Approval was given several months ago for an tower with sixteen apartments in it, on Military Road in Mosman and work started with a great big hole being dug for the carparks and elevator services.
Somewhere at the bottom of the hole is a bobcat of some sort and I was speaking to a workman who looked like a foreman or something, about what would happen to the bobcat. He said that a deeper hole would be dug at the bottom of the building site, that the bobcat would be pushed into the hole and then backfilled.
Quite frankly I find the idea that you'd take a perfectly useful bobcat and merely bury it to be grossly wasteful but I suppose that as this is purely a commercial decision, that it must somehow be cheaper to do that than to retrieve it and reuse it. The entire cost of the bobcat must somehow be written into the construction budget and be as easily written off as say the cost of concrete or steel reinforcement rods which go into the construction of the building.
I had heard of this sort of thing before though. I remember reading that the tunnel boring machines for the new North West Rail Link which is being driven into the ground at Bella Vista in October later this year, will go along its merry way; in principles of tunnel boring which remain virtually unchanged since Isambard Kingdom Brunel used a shield method to excavate the Thames Tunnel, and later improved on by James Henry Greathead for the City & South London Railway in 1884.
The boring machines will travel along quite slowly in front of a shield whilst the tunnel walls are being built behind it. This means of course that the width of the hole which is being bored through the ground, must by definition become smaller as the walls of the tunnel are built; so the boring machine, can not be reversed.
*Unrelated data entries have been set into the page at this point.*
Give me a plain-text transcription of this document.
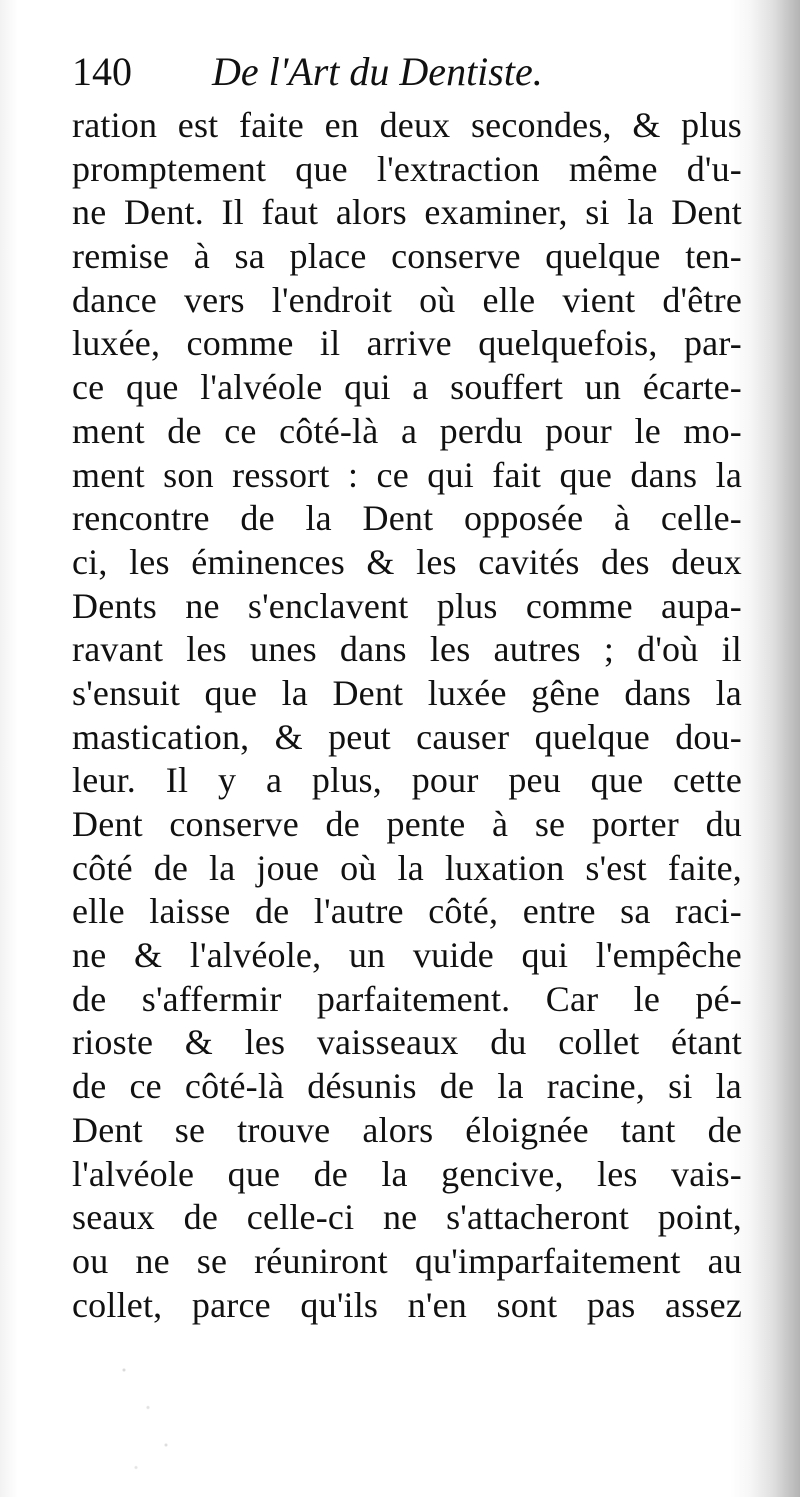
140 De l'Art du Dentiste.
ration est faite en deux secondes, & plus
promptement que l'extraction même d'u-
ne Dent. Il faut alors examiner, si la Dent
remise à sa place conserve quelque ten-
dance vers l'endroit où elle vient d'être
luxée, comme il arrive quelquefois, par-
ce que l'alvéole qui a souffert un écarte-
ment de ce côté-là a perdu pour le mo-
ment son ressort : ce qui fait que dans la
rencontre de la Dent opposée à celle-
ci, les éminences & les cavités des deux
Dents ne s'enclavent plus comme aupa-
ravant les unes dans les autres ; d'où il
s'ensuit que la Dent luxée gêne dans la
mastication, & peut causer quelque dou-
leur. Il y a plus, pour peu que cette
Dent conserve de pente à se porter du
côté de la joue où la luxation s'est faite,
elle laisse de l'autre côté, entre sa raci-
ne & l'alvéole, un vuide qui l'empêche
de s'affermir parfaitement. Car le pé-
rioste & les vaisseaux du collet étant
de ce côté-là désunis de la racine, si la
Dent se trouve alors éloignée tant de
l'alvéole que de la gencive, les vais-
seaux de celle-ci ne s'attacheront point,
ou ne se réuniront qu'imparfaitement au
collet, parce qu'ils n'en sont pas assez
Since the machine can not be reversed, when it gets to the end of its job, it does a sharp turn and bores a hole big enough to bury itself underground and is simply just left there.
What I find both mind-blowingly bonkers and interesting to ponder, is that for every major city in the world, there must be thousands of bobcats, power shovels and other hardware which is left as discarded rubbish underground. All of that stuff is kind of like the industrial equivalent of detritus, left behind by the rotting carcasses of animals.
This concept of leaving building equipment behind, even found its way into children's literature. The picture book Mike Mulligan and His Steam Shovel by Virginia Lee Burton and published in 1939, has Mike Mulligan's steam shovel Mary Anne, left behind at the bottom of the cellar pit that they dug for the new town hall. Rather than dig out a ramp, Mary Anne is converted into the boiler for the town hall's central heating system.
I suppose that archaeologists in the year 4014 will probably get really excited when they find all of our rubbish and discards as they write their history pieces on twentieth and twenty-first century commercialism but I worry about people whose job it is to provide underground services like stormwater, electric and gas conduits, or even underground railways. They'll have to know where all this sort of rubbish is buried and I seriously doubt whether these sorts of records are being kept.
I wouldn't for instance like to be part of a tunnel excavation team for the brand new Abbott Line with its proposed nine car underground trains running every 7 minutes and have a 200 year old bobcat suddenly break through the ceiling.